In practice the Habitable Zone may be quite large since we realize that some solar system bodies can be  beyond the “free-water” distance and very cold but still have liquid water beneath the surface.  This liquid water can be due to internally generated heat if the body has a molten interior.  Earth is an example of this.  Earth is actually beyond the free-water distance, however it’s internal heating due to the molten core and it’s ability to retain solar heat make Earth capable of maintaining a free water presence.  Other bodies in our solar system may also maintain sub-surface oceans of water which are heated by internal heat sources.  Some form of life may exist in these interior “seas”.  Jupiter’s moon Triton may be such an example.

Life on Earth – what is currently thought

Life began on the Earth 3,850 million years ago.  Early Earth had lots of carbon and this formed the basis for the rapid development of life…..relatively speaking.  The availability of carbon is thought to have allowed many compounds to be formed, among them amino acid, the building blocks of protein, and thus life itself.  Bacteria was likely the first form of life to appear.  This early bacteria lived in a hostile environment ….little free oxygen, sulfurous oceans, hot, unstable atmosphere.  But for billions of years the bacteria converted carbon dioxide to oxygen until the atmosphere could support larger life.  Darwin set forth his theory of evolution which was extended to explain how life on earth could have begun and evolved.  Beginning with the simplest of single cell life, more complex life forms could have evolved over the billions of years of life on Earth.  Obviously this is a matter of deep concern to many people…Creationalism versus Evolution  and Intelligent Design versus Evolution. That debate won’t be discussed here, but there are some great web sites.  In my opinion it is clear that evolution is God’s plan.  When he may have intervened to create man with a soul is known only to Him.

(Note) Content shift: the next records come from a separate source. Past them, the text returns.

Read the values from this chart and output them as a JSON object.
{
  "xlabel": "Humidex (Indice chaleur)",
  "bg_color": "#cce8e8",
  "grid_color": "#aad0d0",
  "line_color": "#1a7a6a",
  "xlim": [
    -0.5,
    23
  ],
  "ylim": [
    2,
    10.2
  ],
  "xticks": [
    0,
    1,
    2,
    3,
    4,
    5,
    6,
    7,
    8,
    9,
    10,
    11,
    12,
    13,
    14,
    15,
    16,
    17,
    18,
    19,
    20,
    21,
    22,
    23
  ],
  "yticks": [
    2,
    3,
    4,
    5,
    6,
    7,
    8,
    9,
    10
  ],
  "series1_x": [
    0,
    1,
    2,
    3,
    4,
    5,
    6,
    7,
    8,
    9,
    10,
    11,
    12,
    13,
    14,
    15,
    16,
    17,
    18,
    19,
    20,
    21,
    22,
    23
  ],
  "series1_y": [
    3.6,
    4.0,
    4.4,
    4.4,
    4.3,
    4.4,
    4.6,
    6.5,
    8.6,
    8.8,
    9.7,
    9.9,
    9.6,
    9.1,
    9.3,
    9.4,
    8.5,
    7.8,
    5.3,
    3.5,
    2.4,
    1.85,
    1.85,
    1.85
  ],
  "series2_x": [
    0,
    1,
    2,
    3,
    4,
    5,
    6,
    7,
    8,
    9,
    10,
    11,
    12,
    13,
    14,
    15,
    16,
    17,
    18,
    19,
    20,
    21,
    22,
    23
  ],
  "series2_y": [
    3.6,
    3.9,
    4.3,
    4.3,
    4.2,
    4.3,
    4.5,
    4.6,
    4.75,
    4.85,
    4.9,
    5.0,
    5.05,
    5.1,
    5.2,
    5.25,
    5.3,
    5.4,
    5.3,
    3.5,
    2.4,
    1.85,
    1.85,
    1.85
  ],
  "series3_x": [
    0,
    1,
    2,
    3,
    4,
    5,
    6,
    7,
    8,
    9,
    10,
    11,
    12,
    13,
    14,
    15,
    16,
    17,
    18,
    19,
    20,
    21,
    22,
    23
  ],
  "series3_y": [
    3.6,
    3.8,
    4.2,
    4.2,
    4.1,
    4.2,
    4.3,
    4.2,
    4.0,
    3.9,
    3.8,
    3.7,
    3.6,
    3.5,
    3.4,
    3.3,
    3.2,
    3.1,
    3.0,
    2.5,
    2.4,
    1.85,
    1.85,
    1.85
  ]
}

The first human, or genus Homo, appeared 2.5 million years ago….. Man, as we know of him today, Homo sapiens, didn’t appear until 200,000 years ago.  Homo neanderthalensis and Homo erectus were separate branches in the Homo genus but both of these died off as recently as 28,000 years ago.   Notice that the dinosaurs went extinct 65 million years ago…..and that was a long time before humans walked on this earth!

…..will Homo sapiens be around in another 200,000 years?